A discarded 11″ x 27″ cabinet door leaning against the garage wall called to Kathy Koontz (Flowertownoriginals). The door begged for a second chance and Kathy was in a mood to grant it.
She painted the door and scooped up all the scrappy polymer bits lying around.
Stems and leaves grew first. Then the scraps organized themselves into jolly layered blooms.
The playful process made Kathy remember how much fun wall art can be.
It’s been a fruitful week for Ontario’s Seanna Bettencourt (thepolymergarden) as she launches into week 2 of a 33-week challenge. She devoted this week to improve the process. Seanna’s cane-slice petals gently cup the buds.
First came the design and petal making. Assembling was too fiddly and intensive for production. She refined and refined until, like Goldilocks, she got it just right. Here’s the finished product.
Now that February is thawing in this hemisphere, we’re thumbing through garden catalogs and skewing our palettes to pinks, yellows, and greens.
Utah’s Mary Anne Loveless can’t wait. The green sprouts in her garden prompted her to heap flowers on these earrings in her spring collection.

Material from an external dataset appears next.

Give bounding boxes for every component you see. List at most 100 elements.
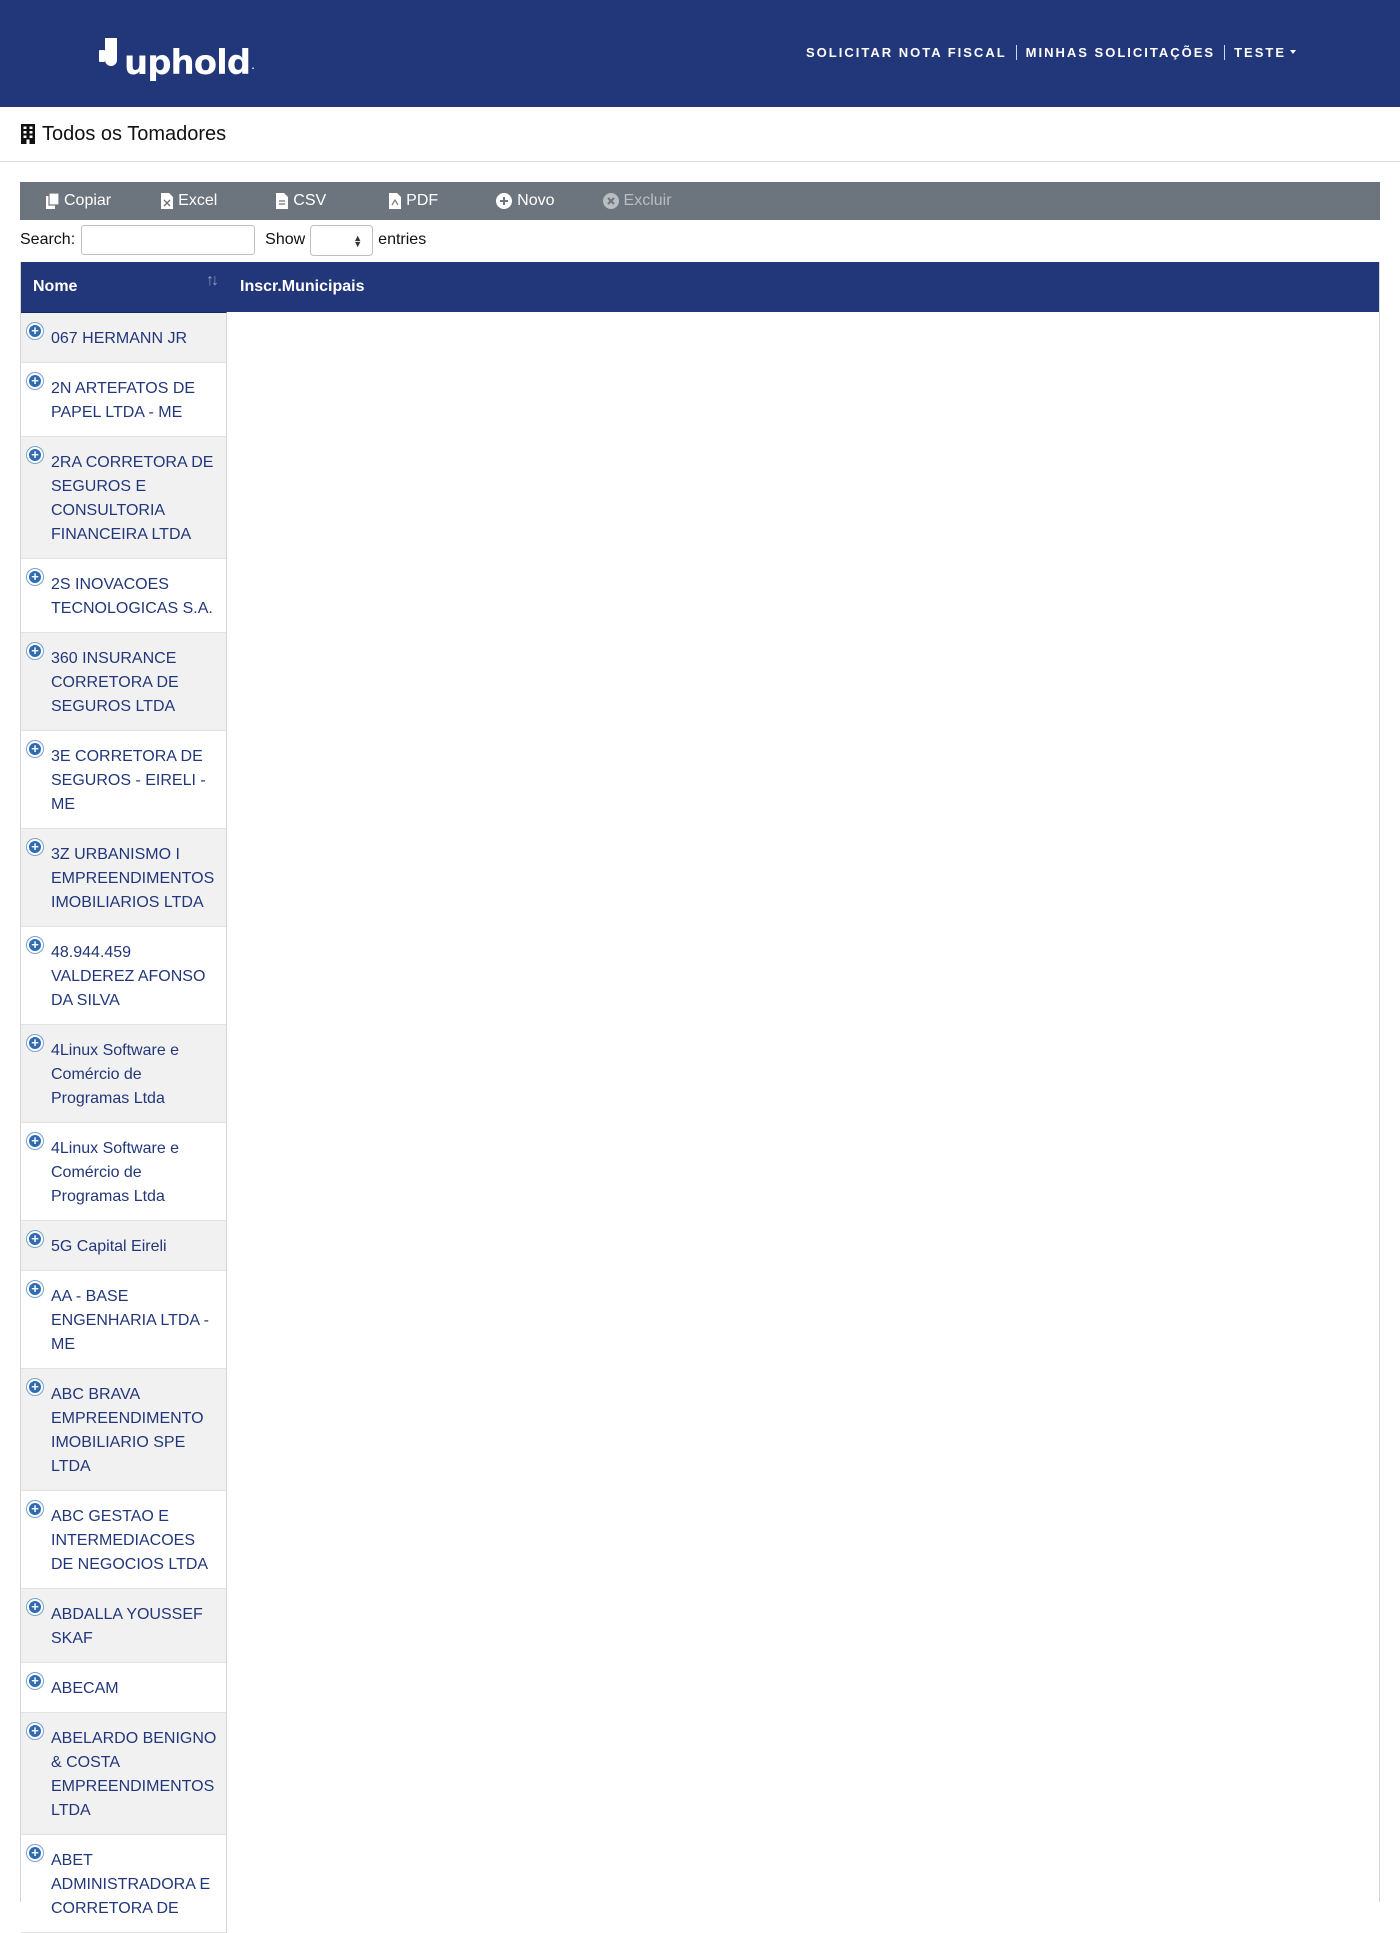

Let’s celebrate Spring Fever!
Over at StudioMojo, we’re still harvesting tips from this month’s online conferences and classes. If you’re in the mood tor the best homemade tools and the most clever new designs, hop over to the right column and sign up for Saturday’s newsletter.
Chicago’s Ann Duncan Hlavach brings us an end-of-the-summer flower. She tucks them in her outrageous garden among their more perishable, less flamboyant cousins.
If you need a pleasant diversion (and who doesn’t), take a stroll along Ann’s garden path.
I was about to hang an “out of order” shingle on the blog today. I have 24 swap items that need to get in the mail tomorrow.
Why not let you see my kitchen counter/studio in a frantic mess as I cut out my flowers? A couple of tools I need are in the “real” studio, of course.
It’s a flower theme. These are flowers that will be put on wires/stakes to grace gardens. We try not to be competitive but who are we kidding? I made my own templates from takeout containers. (I seem to have a lot of those.) That’s a story for later.
Twelve more cutouts and I can go to bed. You’re not seeing the finished product. With any luck, I can group them for a shot tomorrow. Yawn! Wish me luck. Procrastinators unite!
Wearable signs of hope, growth, and comfort for all! That’s the tagline that Minnesota’s Chris Baird gives her small brooches made of sweetly colored cane slices.
She likes to stick to geometrics and color these days though she’s had a long career in various media. You’ll want to explore what grows in her polymer garden on Facebook.
Make yourself a sprig of hope and fasten it to your lapel this fine spring Monday.
Utah’s Jana Roberts Benzon can’t stop carving polymer and now she understands why. Jana explains.
This newest mash-up of my carving and murmuration techniques has been rewarding, As I was making these small arrangements I realized that something felt very familiar. For 20 years, I had my own floral design company! Assembling these new little gardens woke up some old muscle memory from my floral work. There it was, ready for service! The body doesn’t forget. Those things we practice lie in wait for later use.
Textiles, illustration, painting, cooking and other crafts we’ve loved can imbue works with our history. What echoes from your past reappear in your designs?
This butterfly bush (more pix here) is a group project from the polymer clay students at the Ohio Reformatory for Women for the Into the Forestexhibit.
The clay came from generous artists who were destashing. (The ORW students are happy to condition old polymer. Let me know if you’re cleaning out and have extra clay.)
They created 27′ of big hole beads that were slipped onto brass rods and inserted into a wooden base made by my husband. The brass rods couldn’t be taken into the facility so we had to visualize the piece and assemble it at home. I’ll take the whole shebang apart to ship it off to Pittsburgh.
Will you be part of this international exhibit? The deadline has been extended to May 1.
You have plenty of time to make your mark on the fanciful forest that Laura Tabakman, Julie Eakes, Emily Squires Levine, Libby Mills and Nancy Travers concoct from your submissions.
The event opens in Pittsburgh in November with a teaser preview on view at Synergy4 in August. Are you tempted to make some beads to cheer up your own garden?